Local News


Suspect, officer named in Bellagio shooting

Posted at 7:39 PM, Jan 22, 2016

LATEST UPDATE: Police were able to identify the suspect arrested as 20-year-old Khaleal Black.

SECOND UPDATE: The Las Vegas Metropolitan Police Department identified the officer who shot at the suspect as 45-year-old George Smith.

Smith has been with the department since June 2005 and is currently assigned to the Tourist Safety Division, Convention Area Command.

He is been placed on routine paid administrative leave.

UPDATE: Police are asking the public for help identifying the suspect who they say was pointing a gun in a crowd in front of the Bellagio.

Las Vegas Metropolitan Police Department released the man's picture, calling him a John Doe for now.

Anyone with information regarding who he is should call Crimestoppers at 702-385-5555.


The Las Vegas Metropolitan Police Department confirm that a officer-involved shooting took place in front of the Bellagio Las Vegas.

It happened around 7:15 p.m. on Friday.

Investigators say LVMPD observed a male suspect waving a gun at people. Police demanded the suspect to drop the gun, but he did not oblige. Police then fired rounds at the suspect.

According to user-submitted video, at least 2 shots were fired. The suspect was not hit, and was taken into custody. He is facing charges associated with aiming a firearm at a person.

One bullet grazed a child's leg, but they were not severely injured and were released from medical care. A man also had an entry point to his clothing but did not sustain any physical injuries.

Las Vegas Boulevard North and South were closed from Flamingo Road to Paris Drive for much of the night.

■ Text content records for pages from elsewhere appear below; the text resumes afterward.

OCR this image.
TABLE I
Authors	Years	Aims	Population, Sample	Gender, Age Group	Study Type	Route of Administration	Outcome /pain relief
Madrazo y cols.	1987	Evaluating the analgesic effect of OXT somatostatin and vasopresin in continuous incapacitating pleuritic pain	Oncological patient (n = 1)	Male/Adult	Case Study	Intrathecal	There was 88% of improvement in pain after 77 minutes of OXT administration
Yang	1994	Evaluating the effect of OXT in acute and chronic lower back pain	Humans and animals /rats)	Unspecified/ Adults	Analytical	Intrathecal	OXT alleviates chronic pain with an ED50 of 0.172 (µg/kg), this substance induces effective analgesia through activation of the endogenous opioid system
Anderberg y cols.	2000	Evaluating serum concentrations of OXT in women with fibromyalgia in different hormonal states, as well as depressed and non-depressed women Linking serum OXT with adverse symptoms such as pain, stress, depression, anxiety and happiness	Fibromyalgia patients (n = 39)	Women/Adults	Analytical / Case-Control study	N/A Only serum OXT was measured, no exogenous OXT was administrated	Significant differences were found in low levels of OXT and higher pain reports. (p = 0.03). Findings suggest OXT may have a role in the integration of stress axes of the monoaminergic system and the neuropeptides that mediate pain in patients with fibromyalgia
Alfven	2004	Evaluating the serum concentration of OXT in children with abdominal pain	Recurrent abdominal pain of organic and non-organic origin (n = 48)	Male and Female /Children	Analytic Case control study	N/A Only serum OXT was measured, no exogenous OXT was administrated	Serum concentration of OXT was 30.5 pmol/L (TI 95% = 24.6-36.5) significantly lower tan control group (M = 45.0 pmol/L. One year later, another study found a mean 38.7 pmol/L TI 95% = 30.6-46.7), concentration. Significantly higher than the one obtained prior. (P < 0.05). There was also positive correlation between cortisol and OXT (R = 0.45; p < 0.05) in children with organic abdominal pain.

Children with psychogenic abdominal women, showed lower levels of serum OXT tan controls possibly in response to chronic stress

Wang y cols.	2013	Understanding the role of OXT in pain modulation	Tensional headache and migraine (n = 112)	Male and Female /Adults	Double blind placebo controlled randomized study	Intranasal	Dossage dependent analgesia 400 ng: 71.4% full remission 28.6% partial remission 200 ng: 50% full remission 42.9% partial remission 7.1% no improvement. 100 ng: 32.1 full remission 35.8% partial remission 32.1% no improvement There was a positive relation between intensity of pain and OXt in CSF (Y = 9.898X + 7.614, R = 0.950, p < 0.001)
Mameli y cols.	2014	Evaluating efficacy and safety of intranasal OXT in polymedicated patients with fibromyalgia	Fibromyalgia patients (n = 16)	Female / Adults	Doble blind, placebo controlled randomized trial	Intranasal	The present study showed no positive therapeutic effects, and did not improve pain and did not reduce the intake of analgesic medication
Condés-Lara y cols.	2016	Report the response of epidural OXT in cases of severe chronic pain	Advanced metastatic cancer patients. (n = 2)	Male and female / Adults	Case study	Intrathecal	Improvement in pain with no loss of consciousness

This is the second major incident on the Las Vegas Strip in recent months and the first officer-involved shooting on 2016. In December, a woman drove her car onto the sidewalkinjuring 36 and killing one.

We have gathered these photos and videos from the scene:


LVMPD briefing on Bellagio shooting.

Posted by Bryan Callahan on Friday, January 22, 2016

Action News Crime and Safety Expert Randy Sutton, a retired police lieutenant, about how officers train extensively on how to stop a threat while being aware of what else is in their direction of gunfire.

"Police officers are trained extensively on any collateral damage and they want to minimize or eliminate it if at all possible," he said. "So if they're using their weapon in the heat of the moment, it's of utmost importance."